Interpretable Learning Models
Our research group Interpretable Learning Models (ILM) focuses on data driven approaches and corresponding analysis methods for time series and image data in production environments. Our goal is to facilitate the application of state-of-the-art learning models in complex and challenging scenarios such as condition monitoring, predictive quality, or predictive maintenance. Our main research topics cover the facilitation of transparency and interpretability of trained learning models, with a strong focus on artificial neural networks and deep learning models, to soften their inherent black-box character enabling their robust and reliable application in these environments. To this end, we rely on a broad variety of classical analytical methods from the field of signal processing, and modern learning mechanisms from the current state of the art in deep learning research. Additionally, we take inspiration from the research field of neuroscience aiming to promote a new perspective on artificial learning models as objects of interest in large scale empirical studies. We strongly believe that interactive and visual exploration of learning models and their corresponding data is the key for better transparency and interpretability. We envision the future of artificial learning models to be just as tangible, accessible, and easy to investigate as common everyday objects in the palm of our hands.
Areas of Research
Prediction of temporal progressions of sensor data, for example for the use case predictive maintenance.
Pattern recognition in temporal progressions of sensor data, for example for the use case predictive quality.

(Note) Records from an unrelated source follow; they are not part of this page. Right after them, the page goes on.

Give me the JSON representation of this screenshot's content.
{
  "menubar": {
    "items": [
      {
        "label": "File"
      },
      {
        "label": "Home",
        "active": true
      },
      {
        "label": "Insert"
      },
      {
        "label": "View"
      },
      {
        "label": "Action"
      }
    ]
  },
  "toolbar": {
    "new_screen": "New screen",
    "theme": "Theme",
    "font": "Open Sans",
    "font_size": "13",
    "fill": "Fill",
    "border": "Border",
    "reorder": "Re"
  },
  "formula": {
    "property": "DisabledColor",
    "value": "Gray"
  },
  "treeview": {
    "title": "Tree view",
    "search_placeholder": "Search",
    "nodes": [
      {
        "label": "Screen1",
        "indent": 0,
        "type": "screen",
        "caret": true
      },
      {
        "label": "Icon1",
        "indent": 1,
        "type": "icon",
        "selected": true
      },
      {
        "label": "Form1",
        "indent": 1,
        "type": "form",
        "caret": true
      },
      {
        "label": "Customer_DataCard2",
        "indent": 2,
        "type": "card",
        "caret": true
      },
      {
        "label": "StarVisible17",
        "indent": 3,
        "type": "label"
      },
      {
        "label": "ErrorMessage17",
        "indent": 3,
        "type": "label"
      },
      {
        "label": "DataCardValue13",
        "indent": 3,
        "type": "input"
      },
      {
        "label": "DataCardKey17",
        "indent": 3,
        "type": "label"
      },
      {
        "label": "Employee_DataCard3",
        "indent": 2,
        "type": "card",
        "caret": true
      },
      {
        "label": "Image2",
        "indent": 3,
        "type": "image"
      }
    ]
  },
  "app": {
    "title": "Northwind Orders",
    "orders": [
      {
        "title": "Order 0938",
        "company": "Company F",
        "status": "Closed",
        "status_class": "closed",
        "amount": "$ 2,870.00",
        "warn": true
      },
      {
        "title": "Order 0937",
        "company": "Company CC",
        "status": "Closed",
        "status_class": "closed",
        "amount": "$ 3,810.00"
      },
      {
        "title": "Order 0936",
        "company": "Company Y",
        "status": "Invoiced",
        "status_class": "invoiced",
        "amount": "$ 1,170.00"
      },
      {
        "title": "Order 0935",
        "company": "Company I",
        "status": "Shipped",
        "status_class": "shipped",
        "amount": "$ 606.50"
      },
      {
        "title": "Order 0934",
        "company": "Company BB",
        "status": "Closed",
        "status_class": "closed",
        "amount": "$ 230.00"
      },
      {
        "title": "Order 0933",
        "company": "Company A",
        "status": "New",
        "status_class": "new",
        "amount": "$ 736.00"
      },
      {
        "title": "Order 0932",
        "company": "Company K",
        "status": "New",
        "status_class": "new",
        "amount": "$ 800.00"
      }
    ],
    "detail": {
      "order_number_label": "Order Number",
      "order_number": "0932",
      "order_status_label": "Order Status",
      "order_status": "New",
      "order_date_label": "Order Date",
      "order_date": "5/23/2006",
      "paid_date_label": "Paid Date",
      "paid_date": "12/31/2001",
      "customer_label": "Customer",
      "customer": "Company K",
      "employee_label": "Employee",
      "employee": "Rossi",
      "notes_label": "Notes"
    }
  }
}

Extraction of typical patterns in temporal progressions of sensor data and detection of irregular progressions and anomalies.
Reconstructing chronological histories of sensor data from underlying and correlating sensors for replacing hardware sensors with AI-based software sensors
Areas of Application
Typically from temperature, pressure, speed, voltage, current, power, or strain gauge sensors.
Permanent monitoring and condition determination of machines and production lines by means of sensor systems.
Predictive quality assessment of components and products through the predictive analysis of sensor data.
Predictive planning of machine maintenance by determining the aging process of wear parts through predictive analysis of sensor data.